Elbel and colleagues found that while all surveyed customers bought an average of seven cups of fruit and nearly two cups of vegetables per trip, they were unlikely to buy more than one kind of vegetable. The authors explain this was likely due to a much more diverse selection of fruits than vegetables at the carts. Corn, onions, garlic and iceberg lettuce were much more common purchases than spinach, kale, beets, carrots, potatoes and parsnips, they reported.
It seemed clear that enabling low-income residents to pay for their produce with SNAP benefits was seeing positive results, but Elbel and co-authors wrote the “promising mechanism” of EBT machine additions at Green Carts was limited because of cost. Vendors would need to pay $900 upfront for an EBT machine, they wrote, with additional $35-a-month payments and 3.5-cent charges per individual transaction. New York has attempted to remedy the problem with a financial support program for vendors, but even so, Elbel and colleagues reported less than a third of EBT-eligible vendors had the machines by mid-2013.

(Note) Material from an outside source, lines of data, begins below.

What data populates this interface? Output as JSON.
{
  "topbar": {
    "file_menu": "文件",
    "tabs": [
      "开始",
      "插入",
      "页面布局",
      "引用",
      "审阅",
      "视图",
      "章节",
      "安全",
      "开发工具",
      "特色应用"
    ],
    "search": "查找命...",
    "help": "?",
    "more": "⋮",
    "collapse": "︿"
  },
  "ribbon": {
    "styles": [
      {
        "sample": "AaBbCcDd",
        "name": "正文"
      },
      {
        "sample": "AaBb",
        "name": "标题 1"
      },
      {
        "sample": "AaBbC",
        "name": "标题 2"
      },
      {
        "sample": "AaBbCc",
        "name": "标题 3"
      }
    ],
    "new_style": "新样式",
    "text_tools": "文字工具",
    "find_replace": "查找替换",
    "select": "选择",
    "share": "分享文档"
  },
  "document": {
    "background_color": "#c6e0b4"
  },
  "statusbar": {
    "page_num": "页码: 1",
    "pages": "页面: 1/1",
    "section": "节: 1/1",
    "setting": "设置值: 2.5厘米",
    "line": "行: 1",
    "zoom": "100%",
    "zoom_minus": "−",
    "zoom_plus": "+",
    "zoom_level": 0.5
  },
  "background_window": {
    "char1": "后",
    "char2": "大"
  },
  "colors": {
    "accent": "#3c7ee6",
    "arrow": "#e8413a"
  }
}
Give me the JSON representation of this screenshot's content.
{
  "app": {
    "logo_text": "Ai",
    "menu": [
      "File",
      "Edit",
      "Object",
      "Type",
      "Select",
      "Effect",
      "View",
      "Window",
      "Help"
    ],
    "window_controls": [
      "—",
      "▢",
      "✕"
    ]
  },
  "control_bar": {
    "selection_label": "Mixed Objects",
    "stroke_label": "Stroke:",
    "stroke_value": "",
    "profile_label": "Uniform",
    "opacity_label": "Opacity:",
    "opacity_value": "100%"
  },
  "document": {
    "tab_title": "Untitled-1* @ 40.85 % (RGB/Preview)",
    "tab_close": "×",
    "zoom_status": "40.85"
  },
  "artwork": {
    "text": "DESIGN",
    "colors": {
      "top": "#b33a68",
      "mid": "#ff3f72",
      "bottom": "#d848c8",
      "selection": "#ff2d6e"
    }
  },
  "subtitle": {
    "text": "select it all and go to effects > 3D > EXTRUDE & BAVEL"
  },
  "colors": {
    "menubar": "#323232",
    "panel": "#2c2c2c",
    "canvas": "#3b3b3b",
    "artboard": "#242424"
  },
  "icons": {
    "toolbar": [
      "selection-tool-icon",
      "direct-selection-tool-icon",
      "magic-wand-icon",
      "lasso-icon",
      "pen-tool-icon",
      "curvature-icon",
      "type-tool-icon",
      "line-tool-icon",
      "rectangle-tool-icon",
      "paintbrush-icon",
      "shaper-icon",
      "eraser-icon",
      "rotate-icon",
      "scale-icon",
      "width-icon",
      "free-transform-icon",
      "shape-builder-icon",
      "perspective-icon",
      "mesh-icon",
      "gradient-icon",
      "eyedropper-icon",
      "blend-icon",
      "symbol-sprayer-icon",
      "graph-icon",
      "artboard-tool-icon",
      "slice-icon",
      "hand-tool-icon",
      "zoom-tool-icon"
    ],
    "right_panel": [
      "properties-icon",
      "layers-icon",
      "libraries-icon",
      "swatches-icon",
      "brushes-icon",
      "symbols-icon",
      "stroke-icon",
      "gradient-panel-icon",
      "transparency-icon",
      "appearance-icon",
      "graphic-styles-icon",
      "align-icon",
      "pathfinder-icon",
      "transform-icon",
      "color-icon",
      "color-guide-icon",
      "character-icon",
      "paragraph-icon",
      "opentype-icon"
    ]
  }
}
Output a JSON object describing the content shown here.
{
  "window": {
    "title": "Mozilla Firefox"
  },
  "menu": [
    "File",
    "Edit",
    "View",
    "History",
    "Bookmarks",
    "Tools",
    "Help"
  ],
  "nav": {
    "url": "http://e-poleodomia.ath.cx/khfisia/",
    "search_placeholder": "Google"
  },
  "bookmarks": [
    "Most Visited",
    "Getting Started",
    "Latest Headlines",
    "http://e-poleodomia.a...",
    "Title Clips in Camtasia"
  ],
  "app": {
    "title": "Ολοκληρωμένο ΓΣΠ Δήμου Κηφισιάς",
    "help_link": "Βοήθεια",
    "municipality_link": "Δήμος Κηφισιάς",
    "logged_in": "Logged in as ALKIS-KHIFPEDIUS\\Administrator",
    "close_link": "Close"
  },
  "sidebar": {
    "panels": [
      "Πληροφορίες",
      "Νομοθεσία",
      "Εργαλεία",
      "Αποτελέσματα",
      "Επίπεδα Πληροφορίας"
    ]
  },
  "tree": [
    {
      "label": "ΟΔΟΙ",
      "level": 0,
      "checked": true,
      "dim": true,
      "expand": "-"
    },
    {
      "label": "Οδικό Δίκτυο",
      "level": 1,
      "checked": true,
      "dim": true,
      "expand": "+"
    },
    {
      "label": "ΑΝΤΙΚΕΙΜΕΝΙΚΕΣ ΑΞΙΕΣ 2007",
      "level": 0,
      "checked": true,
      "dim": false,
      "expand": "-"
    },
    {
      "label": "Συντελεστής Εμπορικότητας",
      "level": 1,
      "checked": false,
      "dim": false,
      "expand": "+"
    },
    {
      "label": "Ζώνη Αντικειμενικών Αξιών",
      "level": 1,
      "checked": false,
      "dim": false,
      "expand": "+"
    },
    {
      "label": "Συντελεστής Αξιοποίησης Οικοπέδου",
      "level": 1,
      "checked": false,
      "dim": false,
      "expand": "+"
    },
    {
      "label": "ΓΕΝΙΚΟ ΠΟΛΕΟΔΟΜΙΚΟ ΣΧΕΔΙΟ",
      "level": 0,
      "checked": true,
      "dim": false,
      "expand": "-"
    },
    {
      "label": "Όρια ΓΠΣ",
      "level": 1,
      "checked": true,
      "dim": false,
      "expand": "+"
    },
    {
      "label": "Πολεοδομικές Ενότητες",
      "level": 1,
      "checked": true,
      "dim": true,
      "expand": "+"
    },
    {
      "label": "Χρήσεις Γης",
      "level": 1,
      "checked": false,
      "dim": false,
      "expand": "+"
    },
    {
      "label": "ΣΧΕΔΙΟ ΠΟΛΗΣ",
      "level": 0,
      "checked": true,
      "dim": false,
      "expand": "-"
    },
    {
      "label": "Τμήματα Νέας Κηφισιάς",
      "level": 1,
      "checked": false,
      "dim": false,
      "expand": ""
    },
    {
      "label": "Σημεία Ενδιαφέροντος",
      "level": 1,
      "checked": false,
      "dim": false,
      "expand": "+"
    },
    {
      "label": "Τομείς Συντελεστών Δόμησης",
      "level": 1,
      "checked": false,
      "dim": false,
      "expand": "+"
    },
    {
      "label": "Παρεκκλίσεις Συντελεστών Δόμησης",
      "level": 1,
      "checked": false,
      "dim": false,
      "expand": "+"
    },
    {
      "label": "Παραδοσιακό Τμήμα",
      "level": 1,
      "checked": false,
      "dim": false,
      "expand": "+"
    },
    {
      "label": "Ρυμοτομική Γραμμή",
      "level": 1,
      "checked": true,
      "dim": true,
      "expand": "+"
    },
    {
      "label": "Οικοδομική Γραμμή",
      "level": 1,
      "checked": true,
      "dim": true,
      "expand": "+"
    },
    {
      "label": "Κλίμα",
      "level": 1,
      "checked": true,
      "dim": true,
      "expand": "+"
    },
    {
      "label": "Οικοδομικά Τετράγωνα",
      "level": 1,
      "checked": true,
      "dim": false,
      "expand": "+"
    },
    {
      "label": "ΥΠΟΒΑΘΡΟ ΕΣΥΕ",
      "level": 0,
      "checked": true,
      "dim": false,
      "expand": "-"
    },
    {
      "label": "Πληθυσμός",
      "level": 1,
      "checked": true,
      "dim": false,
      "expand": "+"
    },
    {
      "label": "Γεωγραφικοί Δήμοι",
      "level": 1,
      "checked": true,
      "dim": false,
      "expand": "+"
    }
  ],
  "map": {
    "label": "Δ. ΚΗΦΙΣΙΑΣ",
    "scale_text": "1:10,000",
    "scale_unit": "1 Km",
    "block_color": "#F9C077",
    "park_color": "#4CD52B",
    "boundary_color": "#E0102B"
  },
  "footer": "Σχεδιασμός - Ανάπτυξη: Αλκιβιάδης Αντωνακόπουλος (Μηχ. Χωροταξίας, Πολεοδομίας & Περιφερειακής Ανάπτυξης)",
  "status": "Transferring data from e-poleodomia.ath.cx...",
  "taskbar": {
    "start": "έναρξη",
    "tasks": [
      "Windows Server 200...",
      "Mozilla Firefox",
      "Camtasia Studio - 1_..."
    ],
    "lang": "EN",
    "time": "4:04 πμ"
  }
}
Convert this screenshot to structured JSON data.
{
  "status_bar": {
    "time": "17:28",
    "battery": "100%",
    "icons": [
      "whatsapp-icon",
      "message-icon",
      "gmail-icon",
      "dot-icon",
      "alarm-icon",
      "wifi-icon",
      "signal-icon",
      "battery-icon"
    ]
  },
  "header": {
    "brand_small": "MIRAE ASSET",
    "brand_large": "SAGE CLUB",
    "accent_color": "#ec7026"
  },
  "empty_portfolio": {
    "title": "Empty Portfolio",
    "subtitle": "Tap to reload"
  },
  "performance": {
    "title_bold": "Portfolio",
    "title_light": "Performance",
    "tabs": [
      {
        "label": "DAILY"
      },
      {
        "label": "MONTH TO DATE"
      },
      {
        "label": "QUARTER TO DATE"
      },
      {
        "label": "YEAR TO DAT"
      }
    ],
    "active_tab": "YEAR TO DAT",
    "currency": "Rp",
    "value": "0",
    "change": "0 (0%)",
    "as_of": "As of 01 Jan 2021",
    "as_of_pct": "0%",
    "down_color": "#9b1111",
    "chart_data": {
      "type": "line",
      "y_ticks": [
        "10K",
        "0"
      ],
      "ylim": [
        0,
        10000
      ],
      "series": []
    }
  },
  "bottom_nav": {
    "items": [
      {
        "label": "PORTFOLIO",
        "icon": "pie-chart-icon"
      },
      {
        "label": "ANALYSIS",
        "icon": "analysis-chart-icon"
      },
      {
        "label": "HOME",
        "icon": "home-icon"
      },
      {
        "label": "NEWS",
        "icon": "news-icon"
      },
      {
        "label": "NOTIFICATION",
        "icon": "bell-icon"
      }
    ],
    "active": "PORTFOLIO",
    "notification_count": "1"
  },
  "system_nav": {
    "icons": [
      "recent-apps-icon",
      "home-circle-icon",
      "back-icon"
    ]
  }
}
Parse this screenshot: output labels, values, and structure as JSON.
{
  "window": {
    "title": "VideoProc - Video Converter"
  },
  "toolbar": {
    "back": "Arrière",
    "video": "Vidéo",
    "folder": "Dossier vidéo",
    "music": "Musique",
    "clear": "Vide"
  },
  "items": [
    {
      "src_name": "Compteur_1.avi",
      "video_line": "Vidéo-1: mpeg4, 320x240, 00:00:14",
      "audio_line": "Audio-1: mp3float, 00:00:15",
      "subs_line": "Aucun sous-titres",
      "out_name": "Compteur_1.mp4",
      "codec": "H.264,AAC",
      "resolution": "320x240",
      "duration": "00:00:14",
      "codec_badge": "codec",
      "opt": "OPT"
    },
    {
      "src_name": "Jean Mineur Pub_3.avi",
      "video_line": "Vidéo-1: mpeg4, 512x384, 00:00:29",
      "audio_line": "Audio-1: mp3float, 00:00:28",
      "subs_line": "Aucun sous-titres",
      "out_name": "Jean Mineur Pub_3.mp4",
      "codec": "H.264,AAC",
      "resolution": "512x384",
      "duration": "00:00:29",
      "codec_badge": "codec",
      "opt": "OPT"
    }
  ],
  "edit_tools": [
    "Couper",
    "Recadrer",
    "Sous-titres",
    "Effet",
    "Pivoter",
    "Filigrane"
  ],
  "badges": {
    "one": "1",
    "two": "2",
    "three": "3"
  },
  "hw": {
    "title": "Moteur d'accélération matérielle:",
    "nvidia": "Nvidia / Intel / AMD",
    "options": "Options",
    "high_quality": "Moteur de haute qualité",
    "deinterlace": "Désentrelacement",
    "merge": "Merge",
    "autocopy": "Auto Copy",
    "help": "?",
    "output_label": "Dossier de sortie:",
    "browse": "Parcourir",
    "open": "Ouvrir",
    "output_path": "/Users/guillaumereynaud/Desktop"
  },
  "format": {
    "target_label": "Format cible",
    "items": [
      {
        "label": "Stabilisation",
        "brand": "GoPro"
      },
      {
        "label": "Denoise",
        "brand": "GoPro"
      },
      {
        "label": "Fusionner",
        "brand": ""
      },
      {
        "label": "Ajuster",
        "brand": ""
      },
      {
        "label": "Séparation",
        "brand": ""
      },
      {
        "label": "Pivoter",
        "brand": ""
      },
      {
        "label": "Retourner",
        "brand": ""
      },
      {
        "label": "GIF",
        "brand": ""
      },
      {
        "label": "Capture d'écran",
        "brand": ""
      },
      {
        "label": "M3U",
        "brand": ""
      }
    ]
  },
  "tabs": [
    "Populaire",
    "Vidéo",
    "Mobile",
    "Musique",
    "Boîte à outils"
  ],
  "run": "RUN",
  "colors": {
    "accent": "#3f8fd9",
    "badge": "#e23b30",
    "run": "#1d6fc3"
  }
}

“Adequate consumption of minimally processed fruits and vegetables is an important component of a healthy diet and is associated with an array of positive health outcomes,” the authors wrote. “EBT capabilities may increase fresh fruit and vegetable purchases, helping to overcome a barrier to a healthy diet. The provision of mobile produce cart permits and financial assistance for EBT machines could be sustainably scalable, although we invite additional causal research on the subject before making policy recommendations.”